Business figures call for vote on Brexit terms: Report

Business figures call for vote on Brexit terms: Report

Business figures call for vote on Brexit terms: Report

More than 70 business figures are calling for a public vote on the final terms of Britain’s exit from the European Union, warning that the country faces “either a blindfold or a destructive hard Brexit”, the Sunday Times reported.

Firms are increasingly worried about the prospect of Britain leaving the world’s biggest trading bloc in March without an agreement, or that politicians will sign up to a deal that limits companies’ access to the continent’s markets.

A new group called “Business for a People’s Vote”, which includes Justin King, former boss of the Sainsbury’s supermarket chain, and John Neill, head of the car parts supplier Unipart, is to be launched as campaigners raise the pressure on politicians.

London and Brussels hope to conclude a deal this month, but in a letter, the business figures warn of potential negative consequences.

“We are now facing either a blindfold or a destructive hard Brexit. Both these options will further depress investment,” the Sunday Times quoted the letter as saying.

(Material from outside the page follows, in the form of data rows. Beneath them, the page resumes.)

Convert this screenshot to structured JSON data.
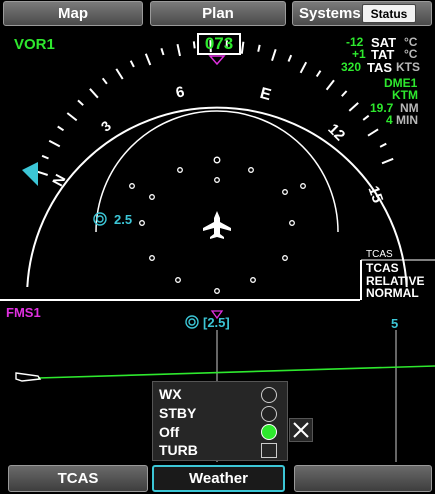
{
  "tabs": {
    "map": "Map",
    "plan": "Plan",
    "systems": "Systems",
    "status": "Status"
  },
  "nav_source": "VOR1",
  "heading": "073",
  "air_data": {
    "sat_value": "-12",
    "sat_label": "SAT",
    "sat_unit": "°C",
    "tat_value": "+1",
    "tat_label": "TAT",
    "tat_unit": "°C",
    "tas_value": "320",
    "tas_label": "TAS",
    "tas_unit": "KTS"
  },
  "dme": {
    "source": "DME1",
    "station": "KTM",
    "distance": "19.7",
    "distance_unit": "NM",
    "time": "4",
    "time_unit": "MIN"
  },
  "compass_labels": {
    "n": "N",
    "three": "3",
    "six": "6",
    "e": "E",
    "twelve": "12",
    "fifteen": "15"
  },
  "range_label": "2.5",
  "tcas": {
    "header": "TCAS",
    "line1": "TCAS",
    "line2": "RELATIVE",
    "line3": "NORMAL"
  },
  "vsd": {
    "source": "FMS1",
    "range_label": "[2.5]",
    "range_right": "5"
  },
  "weather_menu": {
    "wx": "WX",
    "stby": "STBY",
    "off": "Off",
    "turb": "TURB",
    "selected": "Off"
  },
  "bottom_tabs": {
    "tcas": "TCAS",
    "weather": "Weather"
  },
  "colors": {
    "green": "#2ee82e",
    "cyan": "#3cc6d6",
    "magenta": "#e030e0",
    "menu_bg": "#262626"
  }
}
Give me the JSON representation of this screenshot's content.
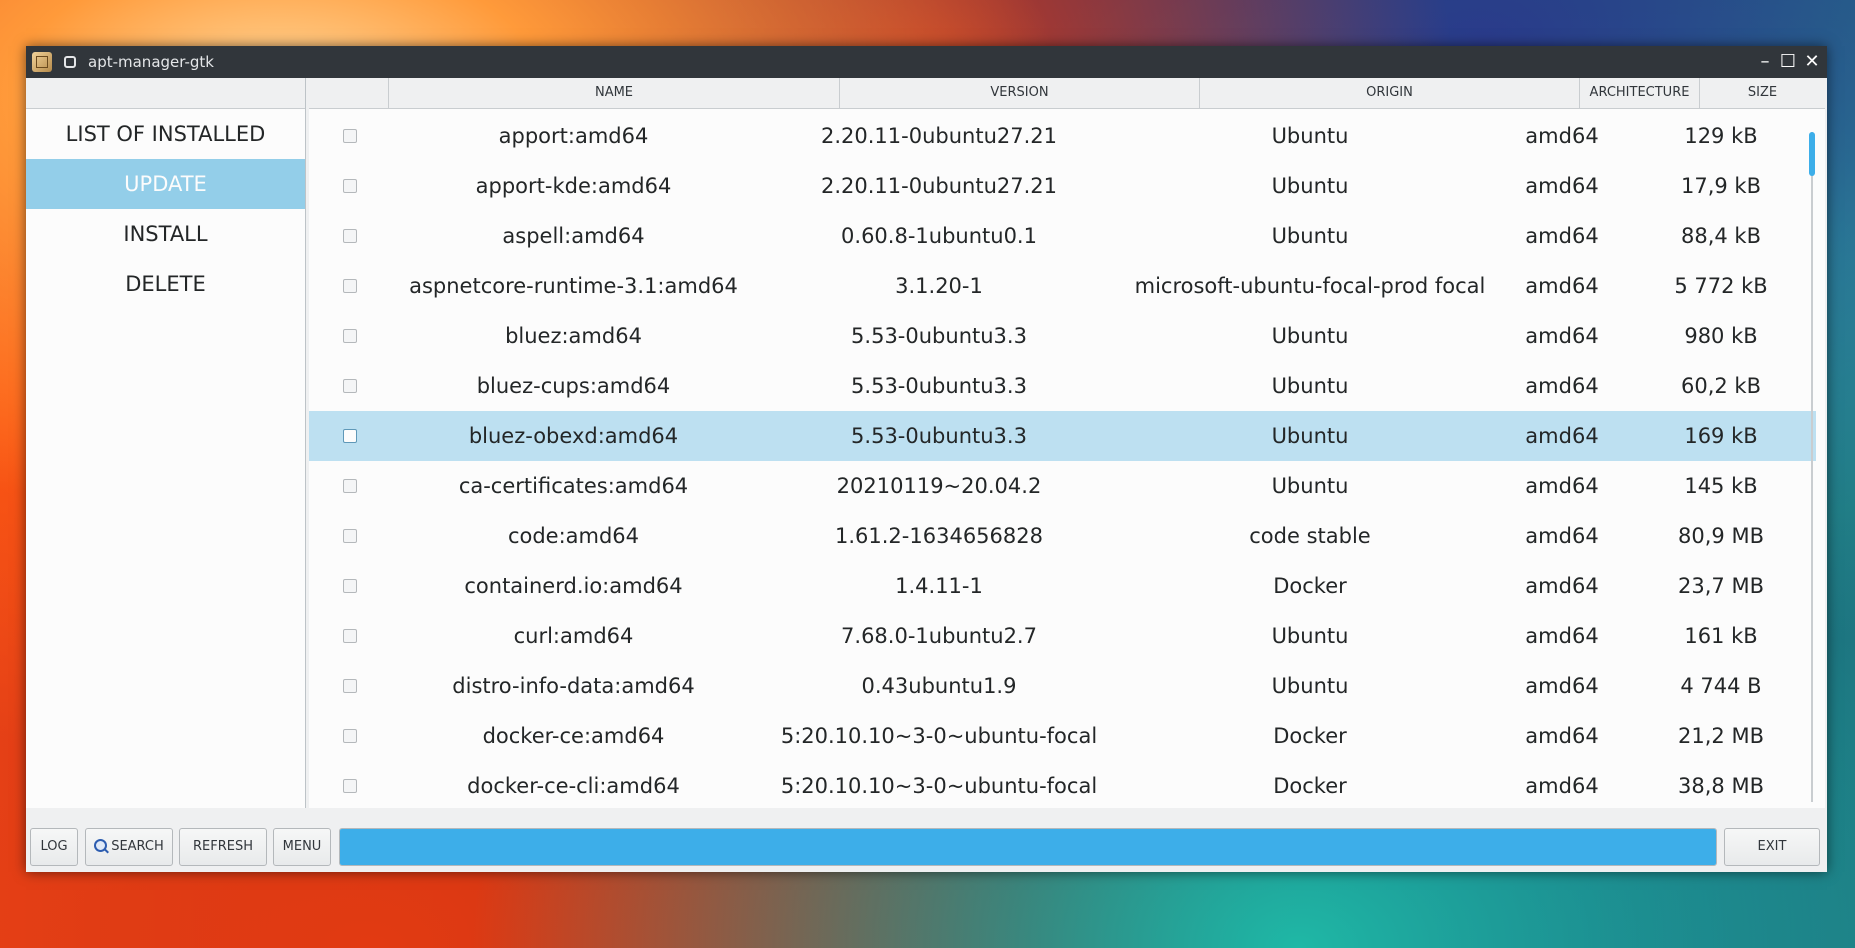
{
  "window": {
    "title": "apt-manager-gtk",
    "minimize": "–",
    "maximize": "☐",
    "close": "✕"
  },
  "sidebar": {
    "items": [
      {
        "label": "LIST OF INSTALLED",
        "active": false
      },
      {
        "label": "UPDATE",
        "active": true
      },
      {
        "label": "INSTALL",
        "active": false
      },
      {
        "label": "DELETE",
        "active": false
      }
    ]
  },
  "table": {
    "headers": {
      "name": "NAME",
      "version": "VERSION",
      "origin": "ORIGIN",
      "architecture": "ARCHITECTURE",
      "size": "SIZE"
    },
    "rows": [
      {
        "name": "apport:amd64",
        "version": "2.20.11-0ubuntu27.21",
        "origin": "Ubuntu",
        "arch": "amd64",
        "size": "129 kB"
      },
      {
        "name": "apport-kde:amd64",
        "version": "2.20.11-0ubuntu27.21",
        "origin": "Ubuntu",
        "arch": "amd64",
        "size": "17,9 kB"
      },
      {
        "name": "aspell:amd64",
        "version": "0.60.8-1ubuntu0.1",
        "origin": "Ubuntu",
        "arch": "amd64",
        "size": "88,4 kB"
      },
      {
        "name": "aspnetcore-runtime-3.1:amd64",
        "version": "3.1.20-1",
        "origin": "microsoft-ubuntu-focal-prod focal",
        "arch": "amd64",
        "size": "5 772 kB"
      },
      {
        "name": "bluez:amd64",
        "version": "5.53-0ubuntu3.3",
        "origin": "Ubuntu",
        "arch": "amd64",
        "size": "980 kB"
      },
      {
        "name": "bluez-cups:amd64",
        "version": "5.53-0ubuntu3.3",
        "origin": "Ubuntu",
        "arch": "amd64",
        "size": "60,2 kB"
      },
      {
        "name": "bluez-obexd:amd64",
        "version": "5.53-0ubuntu3.3",
        "origin": "Ubuntu",
        "arch": "amd64",
        "size": "169 kB"
      },
      {
        "name": "ca-certificates:amd64",
        "version": "20210119~20.04.2",
        "origin": "Ubuntu",
        "arch": "amd64",
        "size": "145 kB"
      },
      {
        "name": "code:amd64",
        "version": "1.61.2-1634656828",
        "origin": "code stable",
        "arch": "amd64",
        "size": "80,9 MB"
      },
      {
        "name": "containerd.io:amd64",
        "version": "1.4.11-1",
        "origin": "Docker",
        "arch": "amd64",
        "size": "23,7 MB"
      },
      {
        "name": "curl:amd64",
        "version": "7.68.0-1ubuntu2.7",
        "origin": "Ubuntu",
        "arch": "amd64",
        "size": "161 kB"
      },
      {
        "name": "distro-info-data:amd64",
        "version": "0.43ubuntu1.9",
        "origin": "Ubuntu",
        "arch": "amd64",
        "size": "4 744 B"
      },
      {
        "name": "docker-ce:amd64",
        "version": "5:20.10.10~3-0~ubuntu-focal",
        "origin": "Docker",
        "arch": "amd64",
        "size": "21,2 MB"
      },
      {
        "name": "docker-ce-cli:amd64",
        "version": "5:20.10.10~3-0~ubuntu-focal",
        "origin": "Docker",
        "arch": "amd64",
        "size": "38,8 MB"
      }
    ],
    "selected_row": "bluez-obexd:amd64"
  },
  "scroll": {
    "position": 0.0
  },
  "toolbar": {
    "log": "LOG",
    "search": "SEARCH",
    "refresh": "REFRESH",
    "menu": "MENU",
    "exit": "EXIT"
  },
  "progress": {
    "fraction": 1.0
  },
  "colors": {
    "accent": "#3daee9",
    "sidebar_active": "#93cee9",
    "row_selected": "#bde0f1",
    "titlebar": "#31363b"
  }
}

“They will be bad for business and bad for working people. Given that neither was on the ballot in 2016, we believe the ultimate choice should be handed back to the public with a People’s Vote.”

Britain’s Brexit ministry said it was confident of securing a deal that works for businesses and reiterated the government’s opposition to a second referendum.

“The people of the United Kingdom have already had their say in one of the biggest democratic exercises this country has ever seen and the prime minister has made it clear that there is not going to be a second referendum,” said a spokesman.

Meawnhile, British Prime Minister Theresa May’s office has dismissed as “speculation” a newspaper report that suggests an all-U.K. customs deal will be written into the legally binding agreement governing Britain’s withdrawal from the EU

The Sunday Times said the plan would resolve the vexed issue of the Irish border, which is the main stumbling block in the Brexit talks, by avoiding the need to treat Northern Ireland differently from the rest of the UK.

Asked about the Sunday Times report regarding this issue, a spokesman at May’s office said:

“This is all speculation. The prime minister has been clear that we are making good progress on the future relationship and 95 percent of the withdrawal agreement is now settled and negotiations are ongoing.”